Supongo que cada vez que Pablo Iglesias ve en televisión aquel vídeo en que, aprovechando la primera visita de Felipe VI al Parlamento Europeo, corría a su encuentro para ganar protagonismo y entregarle los DVD de la serie Juego de Tronos, lo menos que puede pensar es que en política se puede ser ingenuo pero no tonto. Iglesias explicó que con aquel regalo pretendía que el Rey dispusiera de alguna clave para entender la política en España. No sé en qué temporada de las ocho se debió quedar Felipe VI, ni tampoco con cuál de aquellos siete reinos se identifica, pero seis años después de aquel gesto con el que Iglesias pretendía romper algunos clichés sobre el joven izquierdista producto del 15-M, el líder de Podemos parece estar volviendo al que también se llamó el movimiento de los indignados. Con su partido dentro del gobierno de Pedro Sánchez, Iglesias ha pasado de situar en el disparadero primero al padre ―Juan Carlos I― y ahora al hijo, al que le ha reprochado que no haya condenado la violencia fascista con motivo de la campaña de Madrid.

Pues claro que va a callar Felipe VI, ya que por lo que parece el fascismo no divide a las familias españolas, ni es un peligro para la democracia, ni es un atentado a las libertades. Porque Vox es un partido constitucionalista español, cuando en otras latitudes, como en Alemania, simplemente no hubiera sido ni legalizado. ¿Qué Constitución tiene España que puede dar cabida a un partido como Vox y que persigue de todas las maneras a su alcance al independentismo catalán? No solo judicialmente, sino también política y económicamente. Iglesias vive en su propia carne algo que estaba cantado: para el deep state ir contra el independentismo catalán era una prueba con fuego real de hasta dónde se estaba dispuesto a llegar. Pero no era, ni mucho menos, la última estación.

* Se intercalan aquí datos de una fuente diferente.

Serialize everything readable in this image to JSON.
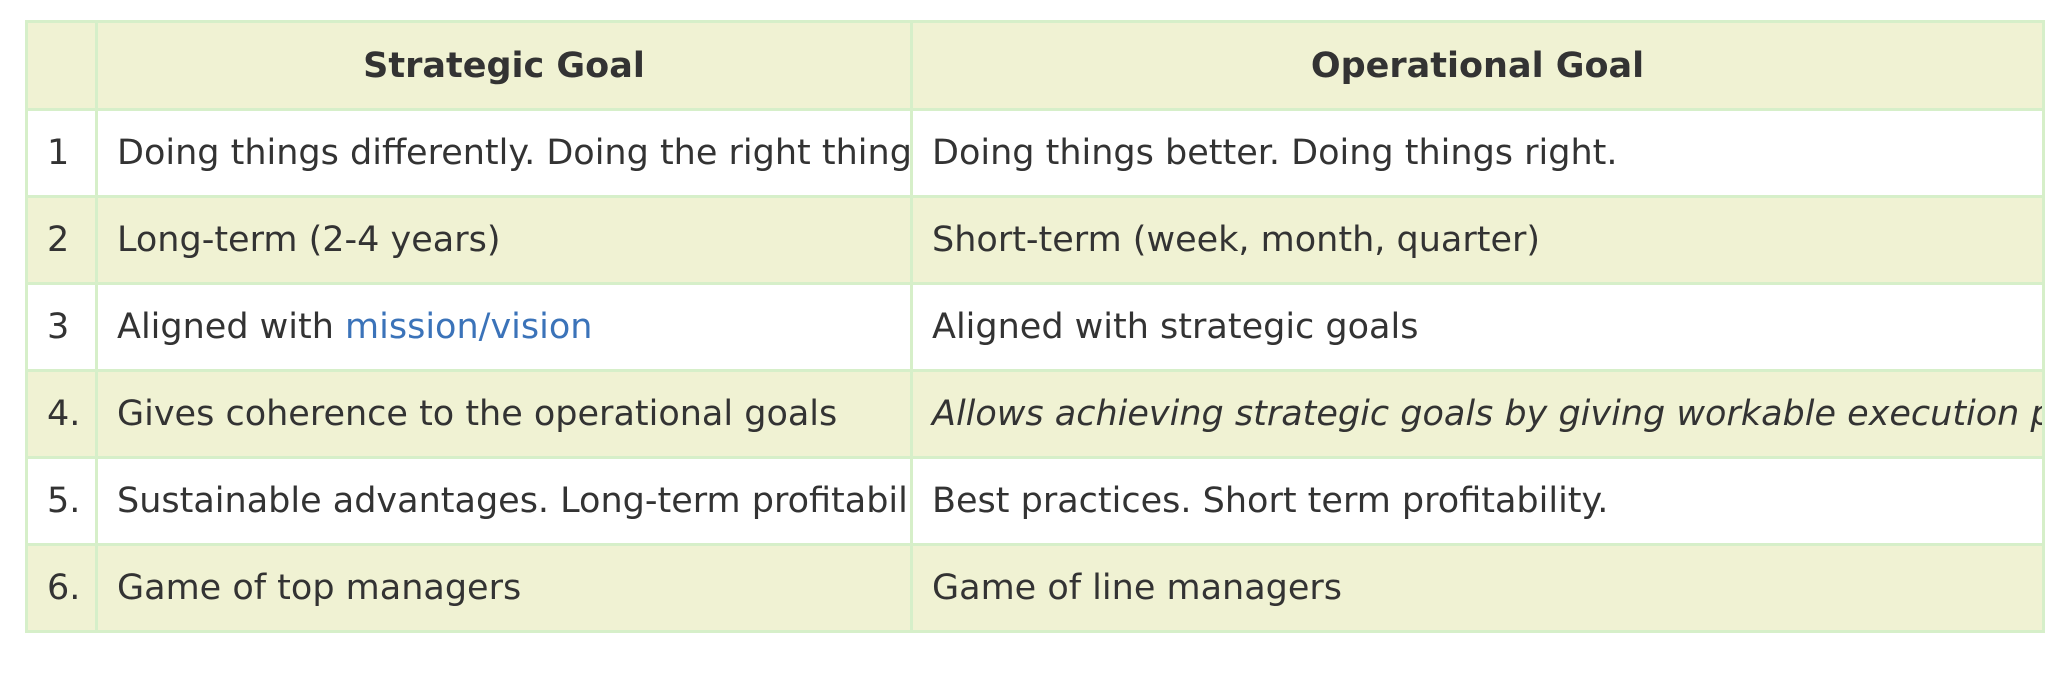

El llamado constitucionalismo español, y de una manera muy especial la derecha española, se ha apoderado de conceptos como democracia y libertad, dejando fuera de su perímetro a aquellos que sí defienden la democracia y la libertad. Pablo Iglesias vive en carne propia los estragos de aquel paso al lado del poder político en octubre de 2017. En aquel momento, Mariano Rajoy aceptó que el presidente del Gobierno reinara y no gobernara y que Felipe VI reinara y gobernara. No que hiciera las leyes, sino algo más importante, que el poder político quedara desplazado por el poder judicial y la cohabitación pasara de ser entre el Palacio de la Zarzuela y el Palacio de la Moncloa a ser entre la Zarzuela y los titulares de los edificios ubicados en Marqués de la Ensenada ―la sede del Consejo General del Poder Judicial― y la plaza de la Villa ―donde está el Tribunal Supremo―.

Y España está en estos momentos así. Con un jefe del Estado que encuentra protección en la derecha extrema y con un PSOE atrincherado también en el régimen del 78, y únicamente obsesionado con cómo puede aguantar durante el máximo de tiempo posible el Gobierno.